Burnt Out

Feb. 28th, 2022 08:01 pm
takethisforexample: (Default)
[personal profile] takethisforexample
I am burnt out again, and in most capacities, I am bored.

What really is there to do around here? Coursework, sure. Hang out with Vic, get high, go to the convenience store purely out of boredom... and that's it. You need money to have a good time around here, at least in winter. It's brining me down. I'm definitely not on my peak game at the moment and that feeling of slipping is reminiscent of high school. I feel like I'm becoming useless to myself again, and that's the last way I want to feel.

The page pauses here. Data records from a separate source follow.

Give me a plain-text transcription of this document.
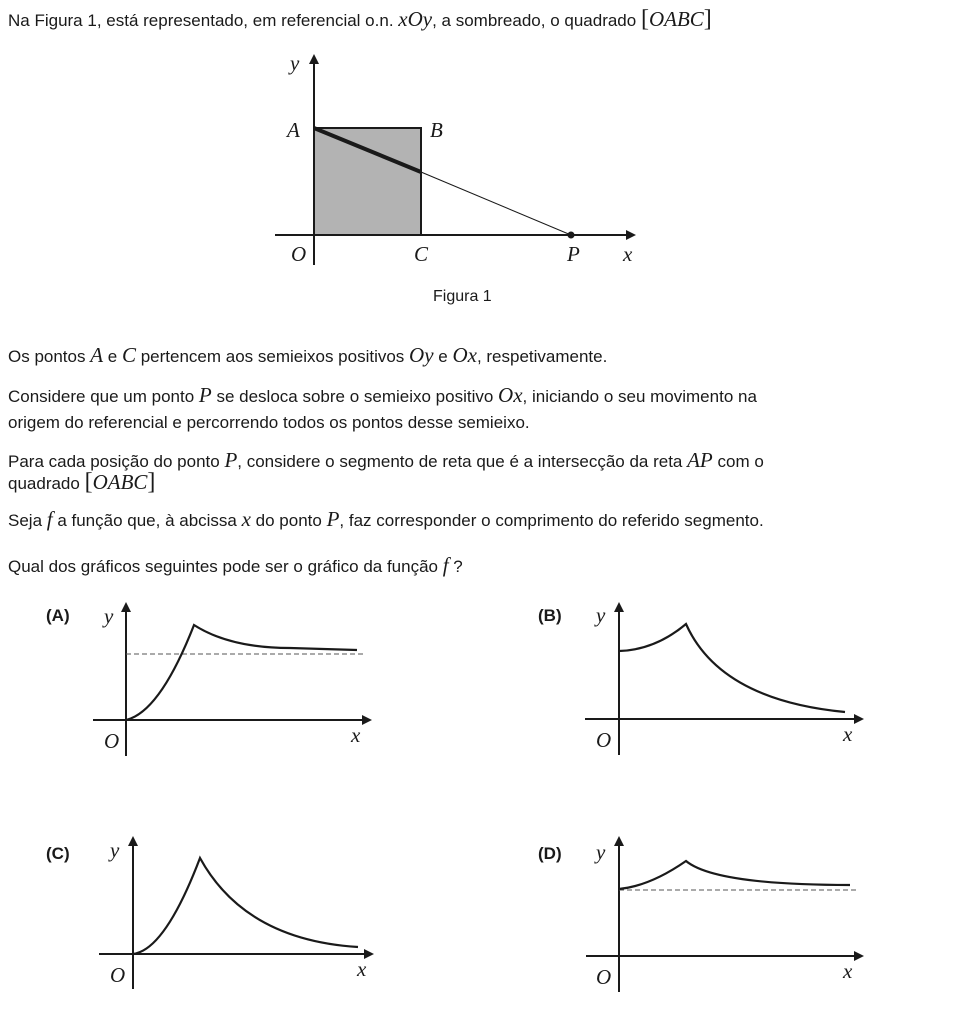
Na Figura 1, está representado, em referencial o.n. xOy, a sombreado, o quadrado [OABC]
y
A	B
O	C	P x
Figura 1
Os pontos A e C pertencem aos semieixos positivos Oy e Ox, respetivamente.
Considere que um ponto P se desloca sobre o semieixo positivo Ox, iniciando o seu movimento na
origem do referencial e percorrendo todos os pontos desse semieixo.
Para cada posição do ponto P, considere o segmento de reta que é a intersecção da reta AP com o
quadrado [OABC]
Seja f a função que, à abcissa x do ponto P, faz corresponder o comprimento do referido segmento.
Qual dos gráficos seguintes pode ser o gráfico da função f ?
(A) y
O	x
(B) y
O	x
(C) y
O	x
(D) y
O	x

I don't get it. Recently I've felt that I've had everything I've ever wanted in my life, shouldn't it feel spectacular? In many ways it does, but not overall. I think I am just sad or something. I'm wondering if it might have something to do with my poor eating habits recently, although as far as I can tell that is a side effect of being bummed out. This past week I've only made food for myself once a day out of obligation, and that has to catch up with me at some point. It could also just be that my workload keeps me on my toes, in which case, I need to relax. Nothing can be perfect all the time, right? But I am terrified of failure. Oh well, that's life I guess. Knowing myself, whatever it is will work itself out in time. The next entry I'll probably be just fine and dandy again.